Flooded city of Lokoja in Kogi State (Source: Thisday)

Climate

Ghosts of flood victims hunt Nigeria’s billion-naira ecological fund

By Ode Uduu

November 15, 2022

A whirring machine churns out prints at the Royalink Printing Press in Ughelli South Local Government Areas of Delta State while owner Jude Anaborhi supervises. The copies are perfect, but business activities have struggled lately following threatening flood activities.

Flooding is not unusual in Nigeria’s massive, population-dense cities. But this year’s floods are reportedly the country’s worst in a decade. They’ve killed more than 600 people, displaced 1.4 million residents and destroyed 89,348 houses and 70,566 hectares of farmland and crops.

“Businesses are slow for me and my colleagues; people just want to survive first before thinking of printing anything,” Anaborhi, 66, said.

For Blessing Martins, a mother of four, the story is the same.

Every morning, Martins rises before dawn to prepare a cooler of rice and a large pot of beans, as well as yams and an assortment of other staple foods to reheat and sell to customers from a roadside table in a popular market in Nigeria’s southeastern state of Anambra.

Before the flood incident, she would clear a daily profit ranging from roughly N8,000 to N12,000, she said.  But this last quarter, she’s fallen deeper and deeper into the red, with a monthly deficit of at least N5,000.

“Since the flood incident, making profit requires a miracle,” Martins said.

Martins’s belt-tightening fate and the situation of thousands hit by flood waters in at least 27 out of the 36 states has turned the spotlight on the country’s ecological fund.

The fund is a first-line response fund established to provide handy resources for the amelioration of environmental problems such as soil erosion, flood, drought, general environmental pollution, storms, tornadoes, bushfire, and earthquakes.

Data gleaned from the monthly Federation Account Allocation Committee reports showed that between March 2021 and July 2022, Nigeria set aside a total of N52.33 billion for the derivation and ecological fund account for the 36 states in the country.

A breakdown of the disbursement shows that N30.6 billion was shared with the state governments in 2021 and N21.84 billion in the first seven months of 2022.

Experts say the implementation of the ecological fund has not made the required impact on flood crisis that has displaced more than 1.3 million people across 33 states.

“Nigeria’s food system is completely in disarray. The ongoing flooding has added to the problems of the food system, thus reducing food availability,” said Kabiru Ibrahim, national president of the All Farmers Association of Nigeria (AFAN) in a response to questions.

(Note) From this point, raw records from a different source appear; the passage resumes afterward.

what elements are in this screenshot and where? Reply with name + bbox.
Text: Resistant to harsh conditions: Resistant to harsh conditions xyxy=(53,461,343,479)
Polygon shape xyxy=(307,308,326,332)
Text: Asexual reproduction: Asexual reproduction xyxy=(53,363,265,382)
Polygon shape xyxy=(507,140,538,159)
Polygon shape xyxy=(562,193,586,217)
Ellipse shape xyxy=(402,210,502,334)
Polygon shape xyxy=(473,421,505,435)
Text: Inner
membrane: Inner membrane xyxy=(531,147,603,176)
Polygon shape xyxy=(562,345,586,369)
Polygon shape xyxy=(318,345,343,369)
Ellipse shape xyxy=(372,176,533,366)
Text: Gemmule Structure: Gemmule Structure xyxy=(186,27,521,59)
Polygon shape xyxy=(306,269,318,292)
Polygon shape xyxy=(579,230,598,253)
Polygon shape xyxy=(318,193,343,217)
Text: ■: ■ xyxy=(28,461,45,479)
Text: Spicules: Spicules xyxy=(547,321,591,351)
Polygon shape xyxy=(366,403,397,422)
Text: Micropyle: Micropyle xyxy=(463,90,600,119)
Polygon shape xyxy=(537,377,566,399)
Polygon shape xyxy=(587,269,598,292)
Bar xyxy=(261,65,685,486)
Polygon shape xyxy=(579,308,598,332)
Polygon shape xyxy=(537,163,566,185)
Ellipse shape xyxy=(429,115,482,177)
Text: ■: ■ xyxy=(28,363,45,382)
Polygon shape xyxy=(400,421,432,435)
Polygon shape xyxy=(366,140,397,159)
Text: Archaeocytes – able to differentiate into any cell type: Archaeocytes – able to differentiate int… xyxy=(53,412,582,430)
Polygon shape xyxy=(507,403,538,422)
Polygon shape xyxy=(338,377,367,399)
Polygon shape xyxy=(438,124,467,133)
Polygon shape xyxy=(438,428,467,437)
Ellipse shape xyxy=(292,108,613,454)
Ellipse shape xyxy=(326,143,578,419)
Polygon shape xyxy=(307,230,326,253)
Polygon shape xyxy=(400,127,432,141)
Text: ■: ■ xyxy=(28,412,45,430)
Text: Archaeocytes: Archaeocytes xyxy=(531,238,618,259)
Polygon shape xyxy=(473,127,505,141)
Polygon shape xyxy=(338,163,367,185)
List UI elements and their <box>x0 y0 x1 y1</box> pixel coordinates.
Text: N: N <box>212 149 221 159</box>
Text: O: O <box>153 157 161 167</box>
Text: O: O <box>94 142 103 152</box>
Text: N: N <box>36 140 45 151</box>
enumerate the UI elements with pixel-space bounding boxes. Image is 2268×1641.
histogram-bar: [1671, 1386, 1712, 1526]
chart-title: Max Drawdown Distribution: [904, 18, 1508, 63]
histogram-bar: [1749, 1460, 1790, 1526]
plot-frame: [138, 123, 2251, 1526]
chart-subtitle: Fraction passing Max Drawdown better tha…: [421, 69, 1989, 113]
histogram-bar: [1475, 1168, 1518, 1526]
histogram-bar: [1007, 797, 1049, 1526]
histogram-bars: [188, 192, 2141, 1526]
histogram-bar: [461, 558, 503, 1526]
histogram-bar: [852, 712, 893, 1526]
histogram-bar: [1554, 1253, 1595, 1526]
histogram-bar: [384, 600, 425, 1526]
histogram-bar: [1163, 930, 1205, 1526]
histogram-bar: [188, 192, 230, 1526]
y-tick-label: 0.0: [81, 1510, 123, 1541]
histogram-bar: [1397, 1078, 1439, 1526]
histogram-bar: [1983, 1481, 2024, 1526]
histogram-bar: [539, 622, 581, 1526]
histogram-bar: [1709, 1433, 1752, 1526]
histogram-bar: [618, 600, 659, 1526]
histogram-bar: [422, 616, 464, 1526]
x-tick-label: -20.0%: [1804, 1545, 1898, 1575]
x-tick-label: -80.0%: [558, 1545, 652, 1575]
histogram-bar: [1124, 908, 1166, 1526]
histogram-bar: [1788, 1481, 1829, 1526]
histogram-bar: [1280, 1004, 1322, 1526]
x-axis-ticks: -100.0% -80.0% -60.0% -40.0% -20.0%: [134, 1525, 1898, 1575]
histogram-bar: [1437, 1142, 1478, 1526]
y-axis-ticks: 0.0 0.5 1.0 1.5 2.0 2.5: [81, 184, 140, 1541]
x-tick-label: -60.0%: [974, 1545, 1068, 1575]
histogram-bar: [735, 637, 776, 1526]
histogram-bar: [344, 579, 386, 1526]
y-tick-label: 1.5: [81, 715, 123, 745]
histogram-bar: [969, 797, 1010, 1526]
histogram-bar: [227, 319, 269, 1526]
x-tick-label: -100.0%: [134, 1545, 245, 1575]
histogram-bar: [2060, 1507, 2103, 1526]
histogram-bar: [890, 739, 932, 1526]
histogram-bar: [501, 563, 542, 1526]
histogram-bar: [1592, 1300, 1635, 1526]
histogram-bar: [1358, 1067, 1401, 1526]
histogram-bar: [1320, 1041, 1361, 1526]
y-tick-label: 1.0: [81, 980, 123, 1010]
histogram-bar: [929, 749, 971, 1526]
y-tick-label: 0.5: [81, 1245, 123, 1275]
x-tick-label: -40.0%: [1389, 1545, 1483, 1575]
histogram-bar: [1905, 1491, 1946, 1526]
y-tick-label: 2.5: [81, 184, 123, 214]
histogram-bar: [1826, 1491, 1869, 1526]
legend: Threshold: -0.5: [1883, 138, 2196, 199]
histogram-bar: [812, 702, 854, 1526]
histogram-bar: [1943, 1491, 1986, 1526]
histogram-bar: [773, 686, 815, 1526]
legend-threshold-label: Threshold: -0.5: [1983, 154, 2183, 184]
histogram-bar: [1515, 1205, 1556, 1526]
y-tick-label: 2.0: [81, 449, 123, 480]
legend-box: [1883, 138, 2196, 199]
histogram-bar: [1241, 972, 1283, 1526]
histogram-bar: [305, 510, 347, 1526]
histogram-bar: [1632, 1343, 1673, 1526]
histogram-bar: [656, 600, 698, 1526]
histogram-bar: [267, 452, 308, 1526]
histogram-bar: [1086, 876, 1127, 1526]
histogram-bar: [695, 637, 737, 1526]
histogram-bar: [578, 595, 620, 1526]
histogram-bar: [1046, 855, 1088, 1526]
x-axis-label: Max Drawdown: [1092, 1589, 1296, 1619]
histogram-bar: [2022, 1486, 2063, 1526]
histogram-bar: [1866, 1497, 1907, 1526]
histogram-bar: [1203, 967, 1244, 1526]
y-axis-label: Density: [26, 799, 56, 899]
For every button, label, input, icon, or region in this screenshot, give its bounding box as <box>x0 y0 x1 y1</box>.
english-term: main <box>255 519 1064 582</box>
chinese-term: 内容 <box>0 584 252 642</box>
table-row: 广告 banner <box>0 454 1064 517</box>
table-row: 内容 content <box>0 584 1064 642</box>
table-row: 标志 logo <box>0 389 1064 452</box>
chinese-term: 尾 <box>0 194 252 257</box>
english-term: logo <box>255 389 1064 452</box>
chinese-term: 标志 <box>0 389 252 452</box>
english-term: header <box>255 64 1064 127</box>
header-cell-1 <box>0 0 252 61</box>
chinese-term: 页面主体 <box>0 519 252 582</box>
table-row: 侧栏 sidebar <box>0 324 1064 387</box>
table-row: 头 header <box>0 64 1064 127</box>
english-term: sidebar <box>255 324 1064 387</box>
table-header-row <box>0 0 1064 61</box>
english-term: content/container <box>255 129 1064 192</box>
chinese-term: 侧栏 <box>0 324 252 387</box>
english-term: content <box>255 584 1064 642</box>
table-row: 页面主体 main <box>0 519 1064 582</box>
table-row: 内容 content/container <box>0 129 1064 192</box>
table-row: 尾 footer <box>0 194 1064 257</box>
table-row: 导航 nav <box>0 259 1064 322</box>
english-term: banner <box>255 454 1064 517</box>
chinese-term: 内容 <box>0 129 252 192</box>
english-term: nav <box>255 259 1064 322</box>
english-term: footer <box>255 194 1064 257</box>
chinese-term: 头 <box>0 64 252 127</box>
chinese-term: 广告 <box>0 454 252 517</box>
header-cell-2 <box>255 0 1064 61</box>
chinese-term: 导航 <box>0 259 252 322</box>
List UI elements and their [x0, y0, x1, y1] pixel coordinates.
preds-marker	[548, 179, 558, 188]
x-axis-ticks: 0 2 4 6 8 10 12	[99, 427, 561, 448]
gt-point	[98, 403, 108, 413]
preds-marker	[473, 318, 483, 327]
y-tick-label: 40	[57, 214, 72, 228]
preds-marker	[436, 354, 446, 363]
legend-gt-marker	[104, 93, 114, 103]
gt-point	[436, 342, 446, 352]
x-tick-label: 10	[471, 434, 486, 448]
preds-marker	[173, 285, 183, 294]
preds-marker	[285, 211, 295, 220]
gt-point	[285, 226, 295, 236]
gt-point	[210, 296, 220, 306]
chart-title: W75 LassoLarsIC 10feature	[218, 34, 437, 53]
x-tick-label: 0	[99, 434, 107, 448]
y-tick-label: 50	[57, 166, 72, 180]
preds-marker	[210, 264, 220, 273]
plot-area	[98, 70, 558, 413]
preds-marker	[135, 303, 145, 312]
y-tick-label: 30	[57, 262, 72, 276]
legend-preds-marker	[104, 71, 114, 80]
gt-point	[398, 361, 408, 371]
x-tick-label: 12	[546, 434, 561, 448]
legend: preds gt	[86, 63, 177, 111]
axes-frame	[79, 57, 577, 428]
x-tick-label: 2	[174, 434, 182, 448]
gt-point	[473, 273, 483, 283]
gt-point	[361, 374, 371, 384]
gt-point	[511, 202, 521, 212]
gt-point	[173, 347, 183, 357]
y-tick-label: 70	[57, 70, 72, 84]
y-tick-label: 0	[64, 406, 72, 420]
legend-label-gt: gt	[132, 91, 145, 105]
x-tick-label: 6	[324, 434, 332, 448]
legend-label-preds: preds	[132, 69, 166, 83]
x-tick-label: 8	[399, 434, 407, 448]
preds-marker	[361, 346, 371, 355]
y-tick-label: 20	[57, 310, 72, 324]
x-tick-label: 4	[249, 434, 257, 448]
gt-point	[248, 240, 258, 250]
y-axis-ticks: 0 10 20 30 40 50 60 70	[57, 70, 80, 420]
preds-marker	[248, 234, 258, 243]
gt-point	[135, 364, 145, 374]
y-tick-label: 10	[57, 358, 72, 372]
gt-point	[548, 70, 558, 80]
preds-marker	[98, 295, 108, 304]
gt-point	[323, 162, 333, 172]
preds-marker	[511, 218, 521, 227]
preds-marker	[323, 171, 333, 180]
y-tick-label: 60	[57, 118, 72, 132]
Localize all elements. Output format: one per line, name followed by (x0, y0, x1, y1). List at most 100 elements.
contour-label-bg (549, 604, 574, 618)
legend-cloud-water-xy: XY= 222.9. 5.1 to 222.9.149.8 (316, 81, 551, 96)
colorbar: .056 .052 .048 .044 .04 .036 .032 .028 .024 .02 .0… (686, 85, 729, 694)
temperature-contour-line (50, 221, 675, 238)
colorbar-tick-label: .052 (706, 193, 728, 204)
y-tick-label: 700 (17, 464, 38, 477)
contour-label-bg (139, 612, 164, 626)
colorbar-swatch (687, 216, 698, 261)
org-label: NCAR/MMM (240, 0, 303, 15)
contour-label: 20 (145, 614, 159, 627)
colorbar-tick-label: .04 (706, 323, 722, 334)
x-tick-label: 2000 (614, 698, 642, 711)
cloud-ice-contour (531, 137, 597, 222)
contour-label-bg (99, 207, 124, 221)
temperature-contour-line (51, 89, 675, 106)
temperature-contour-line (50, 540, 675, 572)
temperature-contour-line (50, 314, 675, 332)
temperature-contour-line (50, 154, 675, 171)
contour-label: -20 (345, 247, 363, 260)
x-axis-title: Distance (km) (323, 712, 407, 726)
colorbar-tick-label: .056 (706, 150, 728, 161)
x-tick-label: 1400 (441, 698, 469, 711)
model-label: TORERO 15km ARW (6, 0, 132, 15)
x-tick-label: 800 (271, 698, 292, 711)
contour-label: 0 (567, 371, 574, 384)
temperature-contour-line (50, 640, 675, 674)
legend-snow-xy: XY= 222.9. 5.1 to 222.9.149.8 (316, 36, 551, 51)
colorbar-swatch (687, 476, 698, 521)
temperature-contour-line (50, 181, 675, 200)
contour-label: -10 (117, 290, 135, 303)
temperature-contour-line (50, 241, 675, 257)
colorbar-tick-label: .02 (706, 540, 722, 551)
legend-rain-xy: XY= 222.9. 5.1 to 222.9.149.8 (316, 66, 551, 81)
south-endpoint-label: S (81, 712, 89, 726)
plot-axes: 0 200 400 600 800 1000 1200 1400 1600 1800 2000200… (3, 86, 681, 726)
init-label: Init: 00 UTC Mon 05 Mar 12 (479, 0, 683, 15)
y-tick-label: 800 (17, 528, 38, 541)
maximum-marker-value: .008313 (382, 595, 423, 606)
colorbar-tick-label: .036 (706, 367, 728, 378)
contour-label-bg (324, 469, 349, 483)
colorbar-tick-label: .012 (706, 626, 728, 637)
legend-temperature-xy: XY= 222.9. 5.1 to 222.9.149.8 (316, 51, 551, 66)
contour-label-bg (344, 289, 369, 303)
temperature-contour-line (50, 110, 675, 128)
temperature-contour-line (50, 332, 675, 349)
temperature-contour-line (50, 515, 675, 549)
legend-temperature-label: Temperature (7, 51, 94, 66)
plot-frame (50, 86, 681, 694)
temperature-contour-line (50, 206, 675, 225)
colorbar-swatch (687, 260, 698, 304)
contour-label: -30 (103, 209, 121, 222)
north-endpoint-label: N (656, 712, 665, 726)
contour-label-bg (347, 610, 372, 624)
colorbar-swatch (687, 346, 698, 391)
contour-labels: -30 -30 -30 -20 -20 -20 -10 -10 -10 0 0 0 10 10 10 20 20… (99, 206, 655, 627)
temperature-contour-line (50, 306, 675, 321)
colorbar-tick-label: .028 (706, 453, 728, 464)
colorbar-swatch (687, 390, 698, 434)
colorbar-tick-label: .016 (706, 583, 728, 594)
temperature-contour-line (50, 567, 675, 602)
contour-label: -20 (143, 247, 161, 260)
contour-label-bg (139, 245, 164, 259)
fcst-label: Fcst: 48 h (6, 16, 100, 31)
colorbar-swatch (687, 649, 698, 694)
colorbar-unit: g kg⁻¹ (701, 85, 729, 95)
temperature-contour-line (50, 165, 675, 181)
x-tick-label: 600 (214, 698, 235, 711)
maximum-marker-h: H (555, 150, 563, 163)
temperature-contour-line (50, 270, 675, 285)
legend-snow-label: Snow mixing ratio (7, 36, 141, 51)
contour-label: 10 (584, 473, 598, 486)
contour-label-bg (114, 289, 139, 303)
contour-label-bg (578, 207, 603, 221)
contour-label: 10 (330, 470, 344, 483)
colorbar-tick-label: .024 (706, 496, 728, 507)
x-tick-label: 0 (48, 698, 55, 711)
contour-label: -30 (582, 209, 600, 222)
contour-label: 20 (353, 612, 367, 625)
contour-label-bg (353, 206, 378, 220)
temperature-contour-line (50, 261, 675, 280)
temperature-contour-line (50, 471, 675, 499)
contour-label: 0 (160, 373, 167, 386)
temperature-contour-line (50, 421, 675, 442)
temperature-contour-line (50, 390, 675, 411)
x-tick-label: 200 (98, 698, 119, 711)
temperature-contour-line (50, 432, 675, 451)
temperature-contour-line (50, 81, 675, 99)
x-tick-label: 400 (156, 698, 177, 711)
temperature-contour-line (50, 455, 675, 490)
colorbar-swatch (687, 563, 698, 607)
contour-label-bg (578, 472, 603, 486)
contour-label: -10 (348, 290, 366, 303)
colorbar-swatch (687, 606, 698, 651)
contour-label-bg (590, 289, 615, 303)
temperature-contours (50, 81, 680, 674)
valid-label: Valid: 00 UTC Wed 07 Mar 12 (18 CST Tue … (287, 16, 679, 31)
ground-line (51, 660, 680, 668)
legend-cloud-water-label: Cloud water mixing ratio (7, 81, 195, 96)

“Hunger is going to further rise as we currently do not have anything in our reserves that would have served as a buffer to cushion the effect that would come from the shortfall,” Ibrahim noted.

He added that the flooding situation in the country has added to the problems of worsening insecurity, the impact of the Russia-Ukraine war, and surging costs of key inputs already rattling farmers.

This, according to him, is a serious problem for a nation where inflation is at a 17-year high, led by food inflation at 23.34 percent.

Governor Chukwuma Soludo noted that this had worsened our bad situation, especially for the people in his state.

 He pointed out that about 30percent of the state is under threat, which increases the vulnerability of the people to economic crises.

Mai Farid, African Department, IMF, noted that the supply of agricultural products would drop, putting more pressure on prices.

He observed that the effect on the transportation networks would make food harder to transport across the country.

The Nigerian Meteorological Agency (NiMet) had earlier warned that at least 32 of 36 states of Nigeria, including Kaduna, Borno, Delta, and Bayelsa, were expected to experience a high risk of flooding this year.

Already, Benue, Jigawa, Nasarawa, Taraba, Kano, Bauchi, Niger, Anambra, Kogi, and Ebonyi have recorded flooding incidents within the last month.